ブログ:モデリングとは何か、そしてなぜメタモデルが重要かにおいて、ビジネスアナリシスとして、ビジネスモデル、ビジネスプロセスモデル、IT要求モデル、ビジネスルールモデル、組織モデルなど各モデルを記述するための要素としてのメタモデル、そしてこのメタモデルの定義が不十分だと、当然、それに準拠したモデル記述が不十分となってしまうことをのべました。

私が一番最初に悩んだのが、ビジネスプロセスモデルのメタモデルです。業務参照モデルの概要のところで、 ビジネスプロセスモデリングの成果物の図の中に業務プロセス詳細記述書としてメタモデルの記述が出ています。

実は、最終的にこれに落ち着くまでに、2回の大改訂を行っています。当初は、米国DoD(国防総省)のアーキテクチャフレームワークの業務アクティビティのメタモデルをベースに修正をかけてメタモデルを定義して、サプライチェーンのプロセス参照モデルをこれによって記述しました。DoDのをきちんと理解するために、全てのメタモデル記述の部分を日本語訳した費用もかかりました。

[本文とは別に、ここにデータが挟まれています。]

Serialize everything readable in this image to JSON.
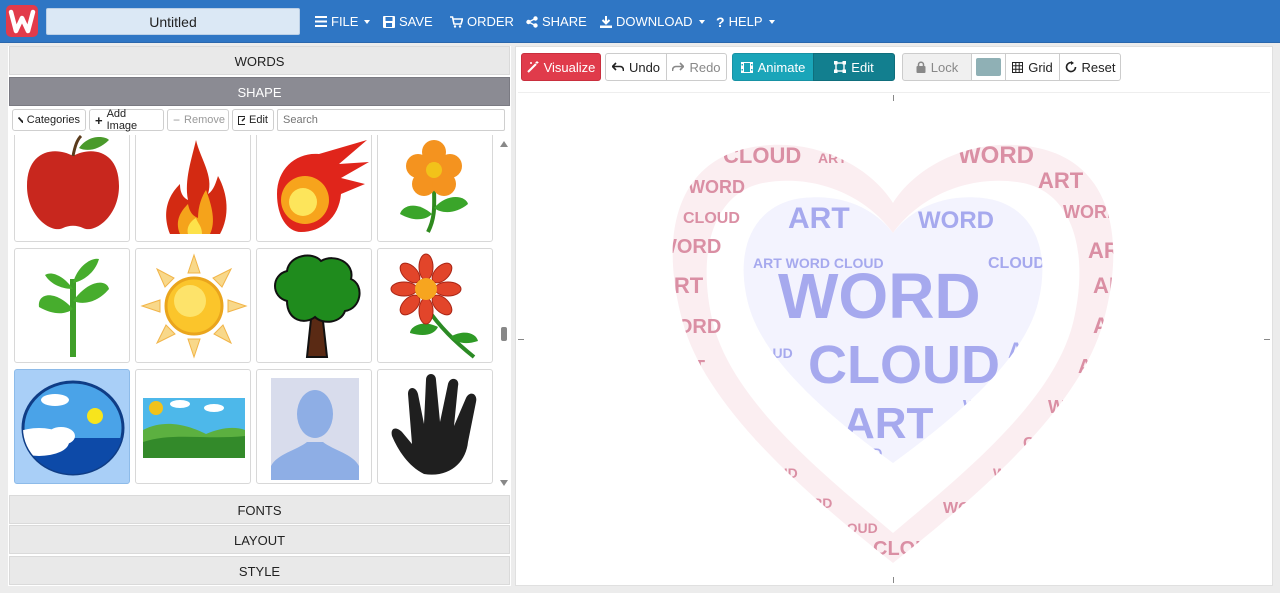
{
  "app": {
    "logo_letter": "W",
    "title_value": "Untitled",
    "brand_color": "#e23b4b",
    "topbar_color": "#2f76c4"
  },
  "menu": [
    {
      "id": "file",
      "label": "FILE",
      "icon": "hamburger-icon",
      "dropdown": true
    },
    {
      "id": "save",
      "label": "SAVE",
      "icon": "save-icon",
      "dropdown": false
    },
    {
      "id": "order",
      "label": "ORDER",
      "icon": "cart-icon",
      "dropdown": false
    },
    {
      "id": "share",
      "label": "SHARE",
      "icon": "share-icon",
      "dropdown": false
    },
    {
      "id": "download",
      "label": "DOWNLOAD",
      "icon": "download-icon",
      "dropdown": true
    },
    {
      "id": "help",
      "label": "HELP",
      "icon": "question-icon",
      "dropdown": true
    }
  ],
  "panels": {
    "words": "WORDS",
    "shape": "SHAPE",
    "fonts": "FONTS",
    "layout": "LAYOUT",
    "style": "STYLE"
  },
  "shape_toolbar": {
    "categories": "Categories",
    "add_image": "Add Image",
    "remove": "Remove",
    "edit": "Edit",
    "search_placeholder": "Search"
  },
  "shapes": [
    {
      "name": "apple",
      "selected": false
    },
    {
      "name": "fire",
      "selected": false
    },
    {
      "name": "fireball",
      "selected": false
    },
    {
      "name": "flower",
      "selected": false
    },
    {
      "name": "plant",
      "selected": false
    },
    {
      "name": "sun",
      "selected": false
    },
    {
      "name": "tree",
      "selected": false
    },
    {
      "name": "red-flower",
      "selected": false
    },
    {
      "name": "globe",
      "selected": true
    },
    {
      "name": "landscape",
      "selected": false
    },
    {
      "name": "person-silhouette",
      "selected": false
    },
    {
      "name": "hand",
      "selected": false
    }
  ],
  "toolbar": {
    "visualize": "Visualize",
    "undo": "Undo",
    "redo": "Redo",
    "animate": "Animate",
    "edit": "Edit",
    "lock": "Lock",
    "grid": "Grid",
    "reset": "Reset",
    "swatch_color": "#8fb0b5"
  },
  "wordcloud": {
    "words": [
      "WORD",
      "CLOUD",
      "ART"
    ],
    "outer_color": "#d98aa0",
    "inner_color": "#a6a9ee"
  }
}
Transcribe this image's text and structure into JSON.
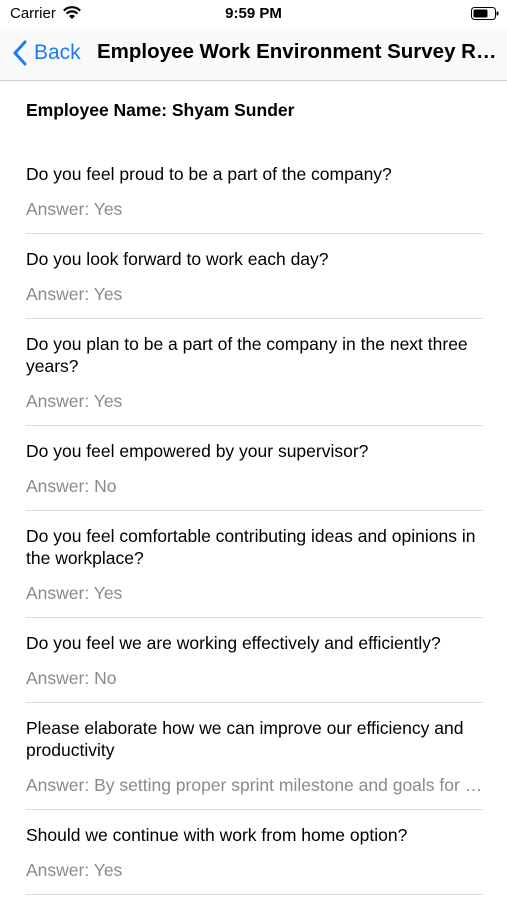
{
  "status_bar": {
    "carrier": "Carrier",
    "time": "9:59 PM"
  },
  "nav": {
    "back_label": "Back",
    "title": "Employee Work Environment Survey Result"
  },
  "employee": {
    "name_line": "Employee Name: Shyam Sunder"
  },
  "survey": {
    "items": [
      {
        "question": "Do you feel proud to be a part of the company?",
        "answer": "Answer: Yes"
      },
      {
        "question": "Do you look forward to work each day?",
        "answer": "Answer: Yes"
      },
      {
        "question": "Do you plan to be a part of the company in the next three years?",
        "answer": "Answer: Yes"
      },
      {
        "question": "Do you feel empowered by your supervisor?",
        "answer": "Answer: No"
      },
      {
        "question": "Do you feel comfortable contributing ideas and opinions in the workplace?",
        "answer": "Answer: Yes"
      },
      {
        "question": "Do you feel we are working effectively and efficiently?",
        "answer": "Answer: No"
      },
      {
        "question": "Please elaborate how we can improve our efficiency and productivity",
        "answer": "Answer: By setting proper sprint milestone and goals for each team"
      },
      {
        "question": "Should we continue with work from home option?",
        "answer": "Answer: Yes"
      }
    ]
  }
}
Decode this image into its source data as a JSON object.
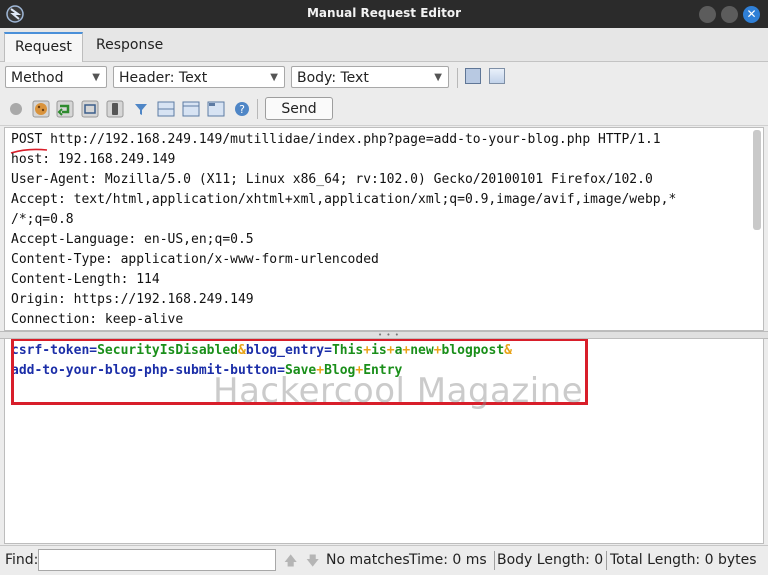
{
  "window": {
    "title": "Manual Request Editor",
    "close_glyph": "✕"
  },
  "tabs": [
    {
      "label": "Request"
    },
    {
      "label": "Response"
    }
  ],
  "toolbar": {
    "method_select": "Method",
    "header_select": "Header: Text",
    "body_select": "Body: Text",
    "send_label": "Send",
    "icons": [
      "status-dot-icon",
      "cookie-icon",
      "redirect-icon",
      "fullscreen-icon",
      "device-icon",
      "filter-icon",
      "split-horizontal-icon",
      "split-vertical-icon",
      "tabs-icon",
      "help-icon"
    ]
  },
  "request": {
    "headers": [
      "POST http://192.168.249.149/mutillidae/index.php?page=add-to-your-blog.php HTTP/1.1",
      "host: 192.168.249.149",
      "User-Agent: Mozilla/5.0 (X11; Linux x86_64; rv:102.0) Gecko/20100101 Firefox/102.0",
      "Accept: text/html,application/xhtml+xml,application/xml;q=0.9,image/avif,image/webp,*",
      "/*;q=0.8",
      "Accept-Language: en-US,en;q=0.5",
      "Content-Type: application/x-www-form-urlencoded",
      "Content-Length: 114",
      "Origin: https://192.168.249.149",
      "Connection: keep-alive"
    ],
    "body": {
      "line1": [
        {
          "t": "csrf-token",
          "c": "k"
        },
        {
          "t": "=",
          "c": "e"
        },
        {
          "t": "SecurityIsDisabled",
          "c": "v"
        },
        {
          "t": "&",
          "c": "a"
        },
        {
          "t": "blog_entry",
          "c": "k"
        },
        {
          "t": "=",
          "c": "e"
        },
        {
          "t": "This",
          "c": "v"
        },
        {
          "t": "+",
          "c": "a"
        },
        {
          "t": "is",
          "c": "v"
        },
        {
          "t": "+",
          "c": "a"
        },
        {
          "t": "a",
          "c": "v"
        },
        {
          "t": "+",
          "c": "a"
        },
        {
          "t": "new",
          "c": "v"
        },
        {
          "t": "+",
          "c": "a"
        },
        {
          "t": "blogpost",
          "c": "v"
        },
        {
          "t": "&",
          "c": "a"
        }
      ],
      "line2": [
        {
          "t": "add-to-your-blog-php-submit-button",
          "c": "k"
        },
        {
          "t": "=",
          "c": "e"
        },
        {
          "t": "Save",
          "c": "v"
        },
        {
          "t": "+",
          "c": "a"
        },
        {
          "t": "Blog",
          "c": "v"
        },
        {
          "t": "+",
          "c": "a"
        },
        {
          "t": "Entry",
          "c": "v"
        }
      ]
    }
  },
  "watermark": "Hackercool Magazine",
  "status": {
    "find_label": "Find:",
    "find_value": "",
    "up_arrow": "🡅",
    "down_arrow": "🡇",
    "no_matches": "No matches",
    "time": "Time: 0 ms",
    "body_length": "Body Length: 0",
    "total_length": "Total Length: 0 bytes"
  },
  "colors": {
    "highlight_box": "#d81e2a",
    "key": "#1b2ea8",
    "value": "#1a8f1a",
    "separator": "#e8a317"
  }
}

しかし、プロダクトやリソースを明確に区別したい(注1)、コントロールを4種類、持ちたい(注2)、などから改訂せざるを得なくなりました。500個のプロセス詳細記述書を全て修正する作業では、目がかすむし、肩がパンパンに腫れるし、大変な重労働となりました。

(注1)データや情報だけではなく、プロダクト(原材料、製品など)やリソース(設備、要員など)を取り扱うプロセスも同じメタモデルで記述する必要性からです。

(注2)コントロールとして、ルール、効率性、財務報告の信頼性、法規制の遵守、この4つのバランスを取るのが内部統制だからです。これは、COSOの内部統制フレームワークに沿っての考えです。

ビジネスルールのメタモデルにも悩みました。やはり、最初は米国DoDをベースに初期のメタモデルを考えました。これを検証するために、資材管理協会発行の10万円の(大企業の)規程集を購入して、20種類位の規定を当初のメタモデルと8W2Hで記述してみました。分かったことは、自然言語で書かれた大企業の規程が不完全だということです。メタモデルを適用しないと、こういうことになってしまいます。こうした試行錯誤を2週間くらい費やして、現在のルールのメタモデルに落ち着きました。1枚で描かれたメタモデルも実は貴重な時間と費用がかっているのです(笑)。

ビジネスモデルのメタモデル、これはむずかしいことが分かっていたので、あまり悩みはしませんでした。しかし、ビジネスモデルキャンバスの書籍が出た時は、すぐにそれと私が定義したメタモデルとの比較を行い、安堵した次第です。他のページは読みませんでした。

組織のメタモデル、これは一世を風靡した経営学者ガルブレイスのスターモデルを参考にして、業務機能をベースに定義しました。ある大企業の一つの組織をこのメタモデルで記述し、他の組織との関係をRACIチャートを拡張して描いてみました。うーん、同一守備に複数の組織の業務機能があったり、どの組織も担当していないものがあったり。私は経営企画時代には、組織の改廃を沢山、やりましたが、メタモデルで組織設計することは思いつかなかった。

大学の先生がこうした実用的なこととしてメタモデルを研究して欲しいですね。私は、随分、苦労してしまいました。方法論GUTSY-4はそんな苦労の所産なのです。BABOKには、メタモデルという用語が出てきません。一体、どうやってモデリングするのだろう?